L’incremento quasi scontato delle simpatie verso l’Is e qualsiasi altro tipo di network terroristico deriverebbe dall’eccessivo uso della forza rappresentata dall’uso della bomba atomica.
I danni verso la popolazione civile ed in particolar modo verso i bambini sarebbero incalcolabili e a livello sociale avremmo un drastico rancore verso coloro che hanno permesso tale scempio.
Sarebbe inoltre bene ricordare che dopo la caduta di alcuni importanti vertici di al-Qaeda ad opera dei droni americani circa sei anni orsono, la struttura della minaccia terroristica è diventata più ramificata e si trova ovunque nel mondo con piccoli nuclei operativi.
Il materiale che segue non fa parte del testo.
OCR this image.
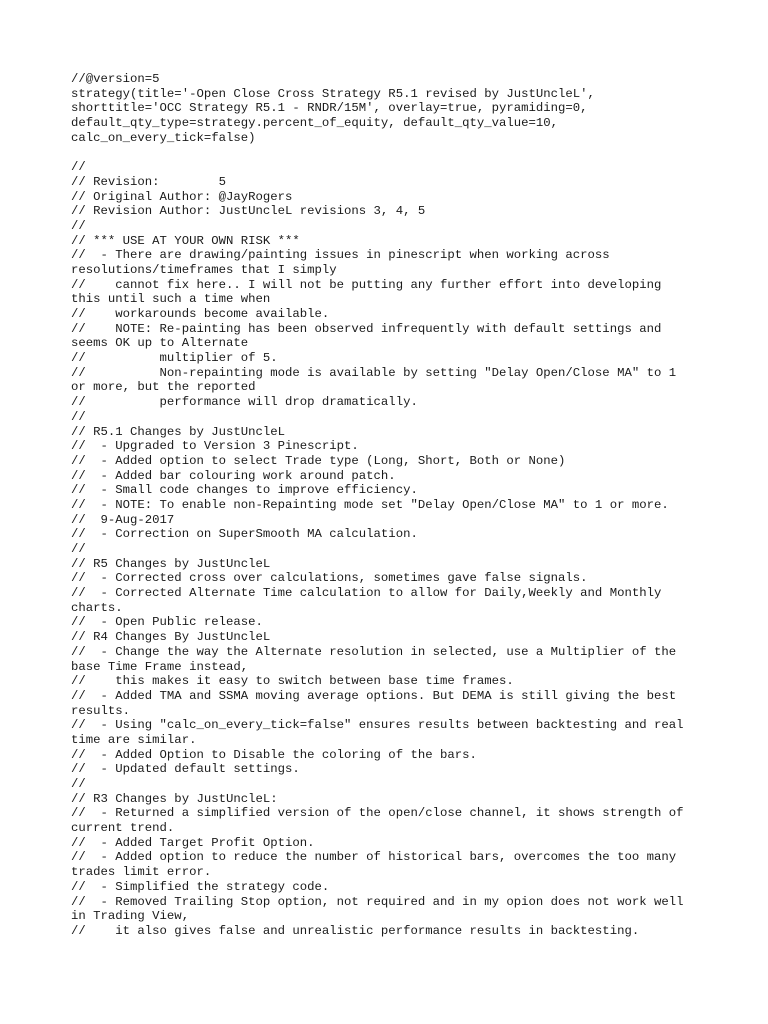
//@version=5
strategy(title='-Open Close Cross Strategy R5.1 revised by JustUncleL',
shorttitle='OCC Strategy R5.1 - RNDR/15M', overlay=true, pyramiding=0,
default_qty_type=strategy.percent_of_equity, default_qty_value=10,
calc_on_every_tick=false)
//
// Revision:        5
// Original Author: @JayRogers
// Revision Author: JustUncleL revisions 3, 4, 5
//
// *** USE AT YOUR OWN RISK ***
//  - There are drawing/painting issues in pinescript when working across
resolutions/timeframes that I simply
//    cannot fix here.. I will not be putting any further effort into developing
this until such a time when
//    workarounds become available.
//    NOTE: Re-painting has been observed infrequently with default settings and
seems OK up to Alternate
//          multiplier of 5.
//          Non-repainting mode is available by setting "Delay Open/Close MA" to 1
or more, but the reported
//          performance will drop dramatically.
//
// R5.1 Changes by JustUncleL
//  - Upgraded to Version 3 Pinescript.
//  - Added option to select Trade type (Long, Short, Both or None)
//  - Added bar colouring work around patch.
//  - Small code changes to improve efficiency.
//  - NOTE: To enable non-Repainting mode set "Delay Open/Close MA" to 1 or more.
//  9-Aug-2017
//  - Correction on SuperSmooth MA calculation.
//
// R5 Changes by JustUncleL
//  - Corrected cross over calculations, sometimes gave false signals.
//  - Corrected Alternate Time calculation to allow for Daily,Weekly and Monthly
charts.
//  - Open Public release.
// R4 Changes By JustUncleL
//  - Change the way the Alternate resolution in selected, use a Multiplier of the
base Time Frame instead,
//    this makes it easy to switch between base time frames.
//  - Added TMA and SSMA moving average options. But DEMA is still giving the best
results.
//  - Using "calc_on_every_tick=false" ensures results between backtesting and real
time are similar.
//  - Added Option to Disable the coloring of the bars.
//  - Updated default settings.
//
// R3 Changes by JustUncleL:
//  - Returned a simplified version of the open/close channel, it shows strength of
current trend.
//  - Added Target Profit Option.
//  - Added option to reduce the number of historical bars, overcomes the too many
trades limit error.
//  - Simplified the strategy code.
//  - Removed Trailing Stop option, not required and in my opion does not work well
in Trading View,
//    it also gives false and unrealistic performance results in backtesting.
Lo Stato Islamico ha preso grande spunto dagli errori dei suoi predecessori e per questo non lascia assemblati i suoi militanti.
Puntare una zona come obbiettivo nucleare per minare l’organizzazione terroristica dalle fondamenta, mina di certo l’operato dell’organizzazione ma non la estirpa.
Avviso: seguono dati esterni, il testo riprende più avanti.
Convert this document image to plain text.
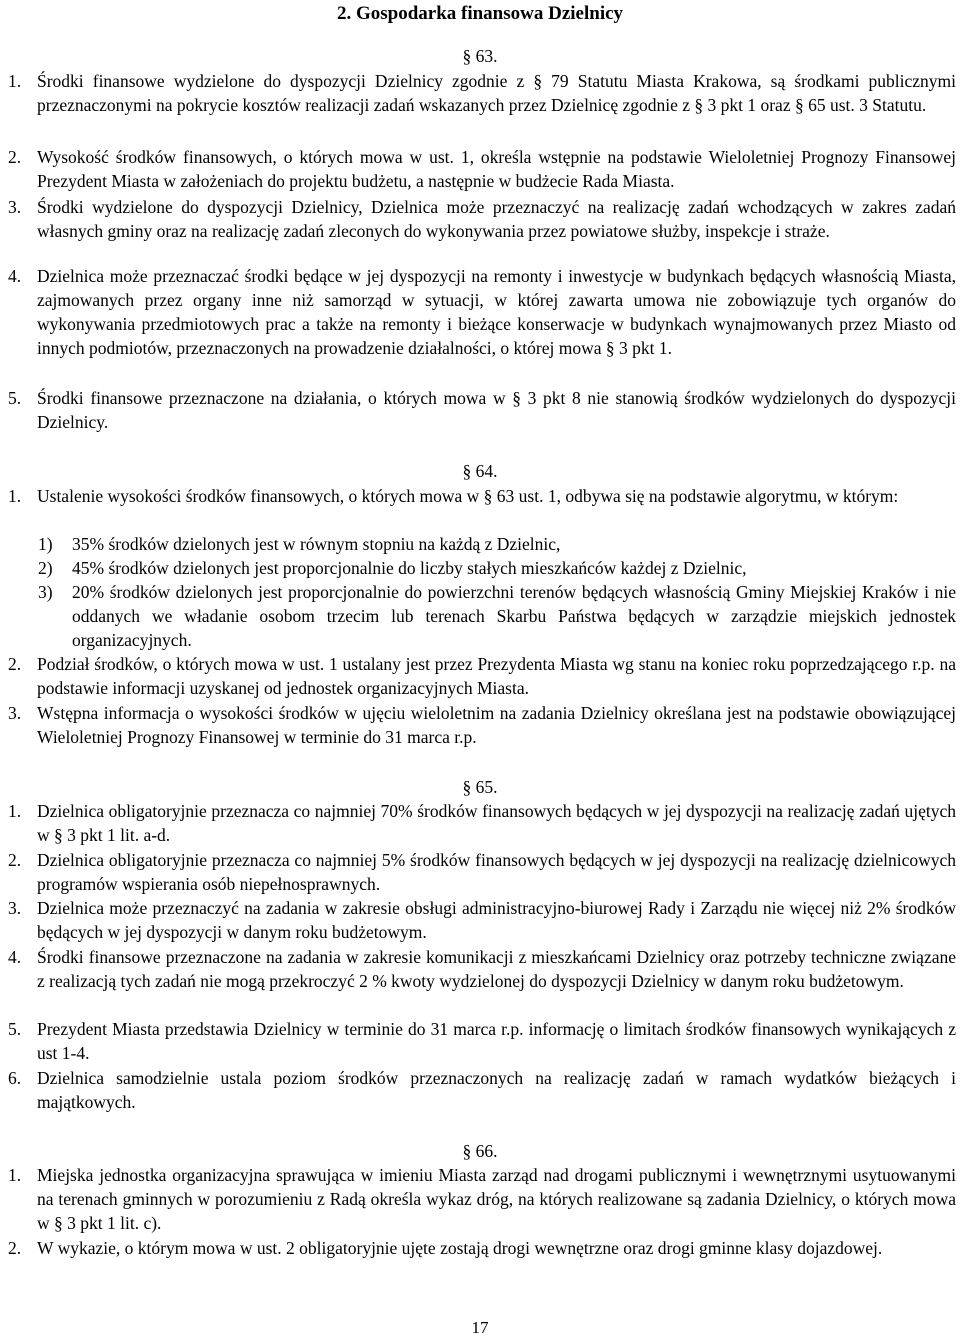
2. Gospodarka finansowa Dzielnicy
§ 63.
1. Środki finansowe wydzielone do dyspozycji Dzielnicy zgodnie z § 79 Statutu Miasta Krakowa, są środkami publicznymi przeznaczonymi na pokrycie kosztów realizacji zadań wskazanych przez Dzielnicę zgodnie z § 3 pkt 1 oraz § 65 ust. 3 Statutu.
2. Wysokość środków finansowych, o których mowa w ust. 1, określa wstępnie na podstawie Wieloletniej Prognozy Finansowej Prezydent Miasta w założeniach do projektu budżetu, a następnie w budżecie Rada Miasta.
3. Środki wydzielone do dyspozycji Dzielnicy, Dzielnica może przeznaczyć na realizację zadań wchodzących w zakres zadań własnych gminy oraz na realizację zadań zleconych do wykonywania przez powiatowe służby, inspekcje i straże.
4. Dzielnica może przeznaczać środki będące w jej dyspozycji na remonty i inwestycje w budynkach będących własnością Miasta, zajmowanych przez organy inne niż samorząd w sytuacji, w której zawarta umowa nie zobowiązuje tych organów do wykonywania przedmiotowych prac a także na remonty i bieżące konserwacje w budynkach wynajmowanych przez Miasto od innych podmiotów, przeznaczonych na prowadzenie działalności, o której mowa § 3 pkt 1.
5. Środki finansowe przeznaczone na działania, o których mowa w § 3 pkt 8 nie stanowią środków wydzielonych do dyspozycji Dzielnicy.
§ 64.
1. Ustalenie wysokości środków finansowych, o których mowa w § 63 ust. 1, odbywa się na podstawie algorytmu, w którym:
1)	35% środków dzielonych jest w równym stopniu na każdą z Dzielnic,
2)	45% środków dzielonych jest proporcjonalnie do liczby stałych mieszkańców każdej z Dzielnic,
3)	20% środków dzielonych jest proporcjonalnie do powierzchni terenów będących własnością Gminy Miejskiej Kraków i nie oddanych we władanie osobom trzecim lub terenach Skarbu Państwa będących w zarządzie miejskich jednostek organizacyjnych.
2. Podział środków, o których mowa w ust. 1 ustalany jest przez Prezydenta Miasta wg stanu na koniec roku poprzedzającego r.p. na podstawie informacji uzyskanej od jednostek organizacyjnych Miasta.
3. Wstępna informacja o wysokości środków w ujęciu wieloletnim na zadania Dzielnicy określana jest na podstawie obowiązującej Wieloletniej Prognozy Finansowej w terminie do 31 marca r.p.
§ 65.
1. Dzielnica obligatoryjnie przeznacza co najmniej 70% środków finansowych będących w jej dyspozycji na realizację zadań ujętych w § 3 pkt 1 lit. a-d.
2. Dzielnica obligatoryjnie przeznacza co najmniej 5% środków finansowych będących w jej dyspozycji na realizację dzielnicowych programów wspierania osób niepełnosprawnych.
3. Dzielnica może przeznaczyć na zadania w zakresie obsługi administracyjno-biurowej Rady i Zarządu nie więcej niż 2% środków będących w jej dyspozycji w danym roku budżetowym.
4. Środki finansowe przeznaczone na zadania w zakresie komunikacji z mieszkańcami Dzielnicy oraz potrzeby techniczne związane z realizacją tych zadań nie mogą przekroczyć 2 % kwoty wydzielonej do dyspozycji Dzielnicy w danym roku budżetowym.
5. Prezydent Miasta przedstawia Dzielnicy w terminie do 31 marca r.p. informację o limitach środków finansowych wynikających z ust 1-4.
6. Dzielnica samodzielnie ustala poziom środków przeznaczonych na realizację zadań w ramach wydatków bieżących i majątkowych.
§ 66.
1. Miejska jednostka organizacyjna sprawująca w imieniu Miasta zarząd nad drogami publicznymi i wewnętrznymi usytuowanymi na terenach gminnych w porozumieniu z Radą określa wykaz dróg, na których realizowane są zadania Dzielnicy, o których mowa w § 3 pkt 1 lit. c).
2. W wykazie, o którym mowa w ust. 2 obligatoryjnie ujęte zostają drogi wewnętrzne oraz drogi gminne klasy dojazdowej.
17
Eppure il presidente russo ci stupisce ancora e con un sottile gioco di intesa ha lanciato un chiaro segnale allo Stato Islamico con lo stesso mezzo di comunicazione con cui il terrorismo ha riscosso maggior successo: il web.
Il Cremlino è pronto ad utilizzare il concetto di deterrenza intrabellica e strategica in Siria, in caso di minaccia reale alla Russia e a città strategiche come il Vaticano, sarà possibile l’impiego di armi nucleari.
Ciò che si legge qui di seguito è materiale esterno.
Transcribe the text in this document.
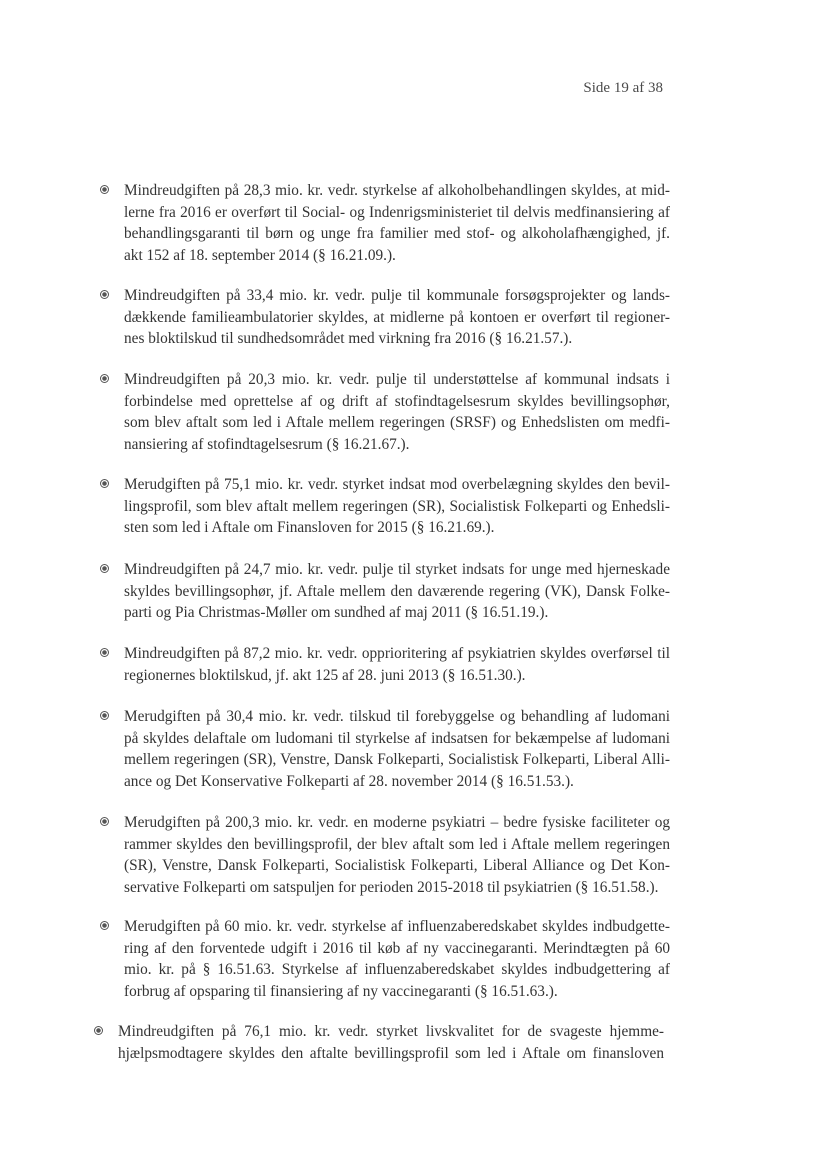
Side 19 af 38
Mindreudgiften på 28,3 mio. kr. vedr. styrkelse af alkoholbehandlingen skyldes, at mid-
lerne fra 2016 er overført til Social- og Indenrigsministeriet til delvis medfinansiering af
behandlingsgaranti til børn og unge fra familier med stof- og alkoholafhængighed, jf.
akt 152 af 18. september 2014 (§ 16.21.09.).
Mindreudgiften på 33,4 mio. kr. vedr. pulje til kommunale forsøgsprojekter og lands-
dækkende familieambulatorier skyldes, at midlerne på kontoen er overført til regioner-
nes bloktilskud til sundhedsområdet med virkning fra 2016 (§ 16.21.57.).
Mindreudgiften på 20,3 mio. kr. vedr. pulje til understøttelse af kommunal indsats i
forbindelse med oprettelse af og drift af stofindtagelsesrum skyldes bevillingsophør,
som blev aftalt som led i Aftale mellem regeringen (SRSF) og Enhedslisten om medfi-
nansiering af stofindtagelsesrum (§ 16.21.67.).
Merudgiften på 75,1 mio. kr. vedr. styrket indsat mod overbelægning skyldes den bevil-
lingsprofil, som blev aftalt mellem regeringen (SR), Socialistisk Folkeparti og Enhedsli-
sten som led i Aftale om Finansloven for 2015 (§ 16.21.69.).
Mindreudgiften på 24,7 mio. kr. vedr. pulje til styrket indsats for unge med hjerneskade
skyldes bevillingsophør, jf. Aftale mellem den daværende regering (VK), Dansk Folke-
parti og Pia Christmas-Møller om sundhed af maj 2011 (§ 16.51.19.).
Mindreudgiften på 87,2 mio. kr. vedr. opprioritering af psykiatrien skyldes overførsel til
regionernes bloktilskud, jf. akt 125 af 28. juni 2013 (§ 16.51.30.).
Merudgiften på 30,4 mio. kr. vedr. tilskud til forebyggelse og behandling af ludomani
på skyldes delaftale om ludomani til styrkelse af indsatsen for bekæmpelse af ludomani
mellem regeringen (SR), Venstre, Dansk Folkeparti, Socialistisk Folkeparti, Liberal Alli-
ance og Det Konservative Folkeparti af 28. november 2014 (§ 16.51.53.).
Merudgiften på 200,3 mio. kr. vedr. en moderne psykiatri – bedre fysiske faciliteter og
rammer skyldes den bevillingsprofil, der blev aftalt som led i Aftale mellem regeringen
(SR), Venstre, Dansk Folkeparti, Socialistisk Folkeparti, Liberal Alliance og Det Kon-
servative Folkeparti om satspuljen for perioden 2015-2018 til psykiatrien (§ 16.51.58.).
Merudgiften på 60 mio. kr. vedr. styrkelse af influenzaberedskabet skyldes indbudgette-
ring af den forventede udgift i 2016 til køb af ny vaccinegaranti. Merindtægten på 60
mio. kr. på § 16.51.63. Styrkelse af influenzaberedskabet skyldes indbudgettering af
forbrug af opsparing til finansiering af ny vaccinegaranti (§ 16.51.63.).
Mindreudgiften på 76,1 mio. kr. vedr. styrket livskvalitet for de svageste hjemme-
hjælpsmodtagere skyldes den aftalte bevillingsprofil som led i Aftale om finansloven
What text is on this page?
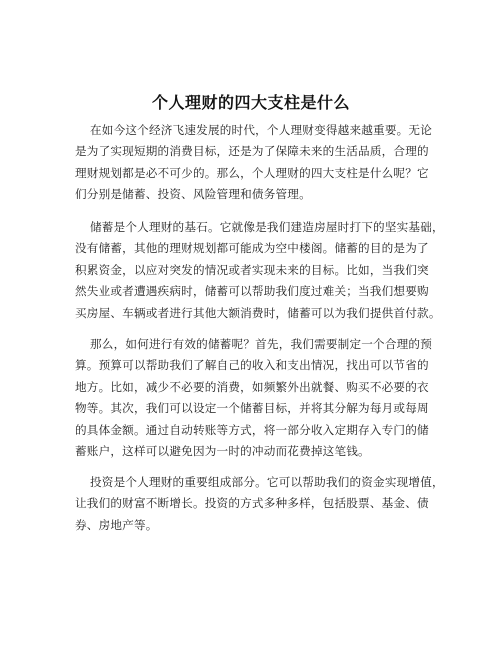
个人理财的四大支柱是什么
在如今这个经济飞速发展的时代，个人理财变得越来越重要。无论
是为了实现短期的消费目标，还是为了保障未来的生活品质，合理的
理财规划都是必不可少的。那么，个人理财的四大支柱是什么呢？它
们分别是储蓄、投资、风险管理和债务管理。
储蓄是个人理财的基石。它就像是我们建造房屋时打下的坚实基础，
没有储蓄，其他的理财规划都可能成为空中楼阁。储蓄的目的是为了
积累资金，以应对突发的情况或者实现未来的目标。比如，当我们突
然失业或者遭遇疾病时，储蓄可以帮助我们度过难关；当我们想要购
买房屋、车辆或者进行其他大额消费时，储蓄可以为我们提供首付款。
那么，如何进行有效的储蓄呢？首先，我们需要制定一个合理的预
算。预算可以帮助我们了解自己的收入和支出情况，找出可以节省的
地方。比如，减少不必要的消费，如频繁外出就餐、购买不必要的衣
物等。其次，我们可以设定一个储蓄目标，并将其分解为每月或每周
的具体金额。通过自动转账等方式，将一部分收入定期存入专门的储
蓄账户，这样可以避免因为一时的冲动而花费掉这笔钱。
投资是个人理财的重要组成部分。它可以帮助我们的资金实现增值，
让我们的财富不断增长。投资的方式多种多样，包括股票、基金、债
券、房地产等。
La deterrenza consiste nel porre in essere minacce, reali o presunte, affinché l’avversario sia portato a desistere dal perpetrare delle azioni a noi indesiderate prima che queste siano messe in pratica.
La deterrenza ha una componente squisitamente strategica, il suo scopo principale è infatti quello di far mantenere a chi la utilizza il suo stato di superiorità nel confronto armato e politico.
Nella realtà questo strumento di politica estera e militare si traduce in due modi.
Il primo è la creazione di una forza tale da interporsi letteralmente tra il nostro nemico e i suoi obbiettivi impedendogli di trarre gratificazione (materiale o ideologica) dalla sua azione violenza.
La così definita deterrence by denial, da sempre utilizzatissima dagli Stati in caso di pericolo.
Un secondo caso pratico  è quella della deterrence by punishment.
In questo caso si minaccia il nemico con probabili azioni di rappresaglia, in caso di attacco, che annullino sistematicamente tutti i vantaggi da loro acquisiti con l’azione.
La deterrence by punishment è intuitivamente quella messa in pratica dal Cremlino.
Una deterrenza capace di essere credibile (e nel caso russo lo è di sicuro) solo se la nazione che intende praticarla ha la capacità tecnologica e militare per essere davvero incisiva sul terreno.
Il danno funzionale che in caso di attentato deve essere inflitto ai terroristi dello Stato Islamico deve essere per loro totalmente intollerabile, ma questa soglia di intollerabilità è sottesa a diversi aspetti che ora analizzeremo.
La Russia, e più in generale l’occidente, ha in questo scenario il ruolo di dissuasore, cioè colui che non vuole che la minaccia si concretizzi.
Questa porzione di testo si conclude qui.